El comienzo ya traza la sintonía típica del personaje miserable cuya vida será recreada con la prolijidad estética de quienes prefieren modelar una pose antes que recrear un drama humano. Natasha tiene 55 años y su vida no sale de una rutina asfixiante, de esas que vemos desfilar unas cuantas veces por los festivales. Su trabajo en el zoológico es un martirio porque las compañeras la hostigan con una frecuencia poco soportable y cuando regresa a su casa la espera su anciana madre, perseguida por delirios místicos y paranoias religiosas. Dentro de ese esquema tortuoso, el director nos regala de vez en cuando alguna dosis de oxígeno. Son aquellos momentos en los que la protagonista descansa, fuera del infierno laboral, frente al mar. Es el único lugar en el que puede reencontrarse consigo misma. Sin embargo, un malestar en la zona inferior de la espalda, la conduce al médico. Mientras espera acostada boca bajo en la camilla vemos que asoma un apéndice en forma de cola, una escena que haría reír al mismísimo Cronenberg. El tema es que la aparición no supone un escándalo para la vista del doctor, quien se mostrará interesado y atraído por Natasha. Al mismo tiempo, esta adoptará una actitud más vital frente a la posibilidad de un amor inminente. Por supuesto que todo este renacimiento en la protagonista es momentáneo ya que en el panteón de Tverdosky no hay lugar para la felicidad.
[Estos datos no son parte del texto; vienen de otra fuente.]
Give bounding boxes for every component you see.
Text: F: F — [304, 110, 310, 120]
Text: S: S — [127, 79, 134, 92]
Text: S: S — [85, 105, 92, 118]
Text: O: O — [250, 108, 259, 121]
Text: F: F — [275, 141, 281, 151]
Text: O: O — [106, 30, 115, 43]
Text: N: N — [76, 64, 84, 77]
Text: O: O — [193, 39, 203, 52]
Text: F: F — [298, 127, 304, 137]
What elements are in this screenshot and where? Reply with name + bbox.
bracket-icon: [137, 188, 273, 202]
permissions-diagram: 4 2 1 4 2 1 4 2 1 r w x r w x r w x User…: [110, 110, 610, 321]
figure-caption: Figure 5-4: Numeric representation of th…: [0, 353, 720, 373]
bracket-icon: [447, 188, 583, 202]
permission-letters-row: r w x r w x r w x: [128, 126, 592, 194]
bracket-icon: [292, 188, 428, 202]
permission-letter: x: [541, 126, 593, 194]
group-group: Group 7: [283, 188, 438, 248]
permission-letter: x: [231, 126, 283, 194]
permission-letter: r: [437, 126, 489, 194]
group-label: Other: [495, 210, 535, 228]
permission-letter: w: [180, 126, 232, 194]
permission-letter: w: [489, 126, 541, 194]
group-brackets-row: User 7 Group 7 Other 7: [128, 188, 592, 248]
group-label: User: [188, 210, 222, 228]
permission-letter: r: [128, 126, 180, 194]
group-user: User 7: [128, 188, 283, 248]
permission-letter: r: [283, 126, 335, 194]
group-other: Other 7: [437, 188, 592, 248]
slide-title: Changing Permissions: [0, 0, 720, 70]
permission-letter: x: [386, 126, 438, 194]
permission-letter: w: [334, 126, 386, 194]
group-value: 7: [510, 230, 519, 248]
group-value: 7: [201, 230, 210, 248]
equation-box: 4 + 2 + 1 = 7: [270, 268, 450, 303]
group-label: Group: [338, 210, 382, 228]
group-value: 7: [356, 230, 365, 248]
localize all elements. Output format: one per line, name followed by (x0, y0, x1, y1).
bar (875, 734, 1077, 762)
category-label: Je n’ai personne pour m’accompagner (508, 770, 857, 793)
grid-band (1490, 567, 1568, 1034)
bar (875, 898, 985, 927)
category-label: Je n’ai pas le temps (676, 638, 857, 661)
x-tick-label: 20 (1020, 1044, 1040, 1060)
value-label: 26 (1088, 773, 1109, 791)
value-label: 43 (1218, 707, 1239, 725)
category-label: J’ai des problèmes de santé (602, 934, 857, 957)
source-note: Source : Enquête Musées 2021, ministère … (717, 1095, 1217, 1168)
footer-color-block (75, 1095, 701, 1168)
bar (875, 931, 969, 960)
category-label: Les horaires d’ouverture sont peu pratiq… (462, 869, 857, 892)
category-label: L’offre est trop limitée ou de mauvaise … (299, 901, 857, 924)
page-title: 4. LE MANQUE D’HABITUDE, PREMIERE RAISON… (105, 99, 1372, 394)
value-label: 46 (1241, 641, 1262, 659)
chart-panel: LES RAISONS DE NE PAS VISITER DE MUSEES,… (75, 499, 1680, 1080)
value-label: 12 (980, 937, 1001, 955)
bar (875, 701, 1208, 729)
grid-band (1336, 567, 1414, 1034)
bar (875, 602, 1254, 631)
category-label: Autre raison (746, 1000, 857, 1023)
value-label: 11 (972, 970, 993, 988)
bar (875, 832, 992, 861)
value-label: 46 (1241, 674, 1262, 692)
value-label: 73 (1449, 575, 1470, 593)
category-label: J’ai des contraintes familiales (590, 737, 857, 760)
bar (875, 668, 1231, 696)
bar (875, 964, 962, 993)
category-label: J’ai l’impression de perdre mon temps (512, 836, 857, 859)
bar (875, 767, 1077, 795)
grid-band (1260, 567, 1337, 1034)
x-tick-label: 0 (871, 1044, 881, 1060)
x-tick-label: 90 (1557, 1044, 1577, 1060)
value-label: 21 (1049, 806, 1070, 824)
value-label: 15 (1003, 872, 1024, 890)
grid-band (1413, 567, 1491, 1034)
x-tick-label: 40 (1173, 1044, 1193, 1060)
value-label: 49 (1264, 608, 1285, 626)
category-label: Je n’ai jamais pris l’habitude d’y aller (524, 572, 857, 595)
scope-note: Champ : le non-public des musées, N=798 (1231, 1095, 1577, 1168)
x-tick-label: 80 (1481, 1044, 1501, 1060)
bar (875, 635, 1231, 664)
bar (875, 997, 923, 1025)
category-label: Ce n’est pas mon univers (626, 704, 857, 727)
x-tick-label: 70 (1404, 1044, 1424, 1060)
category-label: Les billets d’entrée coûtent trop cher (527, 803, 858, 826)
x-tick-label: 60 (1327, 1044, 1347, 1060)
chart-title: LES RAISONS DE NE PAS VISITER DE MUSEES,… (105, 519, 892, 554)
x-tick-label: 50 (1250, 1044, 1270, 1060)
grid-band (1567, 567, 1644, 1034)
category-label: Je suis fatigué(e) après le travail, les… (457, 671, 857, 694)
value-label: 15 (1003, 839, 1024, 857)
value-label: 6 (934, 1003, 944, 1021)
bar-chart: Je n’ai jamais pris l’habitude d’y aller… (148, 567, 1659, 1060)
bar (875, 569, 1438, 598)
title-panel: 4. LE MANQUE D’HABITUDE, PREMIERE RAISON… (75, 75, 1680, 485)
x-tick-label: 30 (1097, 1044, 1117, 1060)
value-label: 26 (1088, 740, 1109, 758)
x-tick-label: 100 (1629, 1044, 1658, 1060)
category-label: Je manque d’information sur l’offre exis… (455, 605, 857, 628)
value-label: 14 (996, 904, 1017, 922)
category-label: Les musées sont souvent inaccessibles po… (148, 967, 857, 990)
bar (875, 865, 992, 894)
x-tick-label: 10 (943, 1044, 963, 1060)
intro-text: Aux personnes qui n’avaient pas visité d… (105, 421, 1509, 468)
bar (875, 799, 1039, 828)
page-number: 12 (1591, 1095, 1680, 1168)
El momento clave será un intento de relación sexual (dilatado) en el zoológico, filmado de modo que caigamos en ese terreno intermedio entre la risa y la bronca, situación que provocará una profunda decepción en Natasha. Dentro del marco narrativo disperso-que ya se afianza como un rasgo propio en la actualidad-hay lugar para otra historia: en la ciudad se habla de un espíritu maligno que posee a las personas, hecho que activa en la madre la necesidad de generar un exagerado santuario en la casa para ahuyentarlo.

Los pocos instantes de ternura que manifiesta la película son engañosos y confirman una vez más las verdaderas intenciones. Se dan cuando ella interactúa con los animales, una maniobra para mostrar que es una más de ellos. El problema es cuando el director se posiciona más cercano al tipo piola que al que denuncia el carácter monstruoso de un cuerpo social que discrimina y se corre espantado del que se ve diferente o escapa a la lógica de lo mismo. Y este es el riesgo constante al que se expone el director.

Fría, manierista, con una paleta de colores variados que seducirá a varios estetas, por momentos un drama, por otros una comedia negra, Zoology gana cuando está más cerca de un Tod Browning que de Todd Solondz.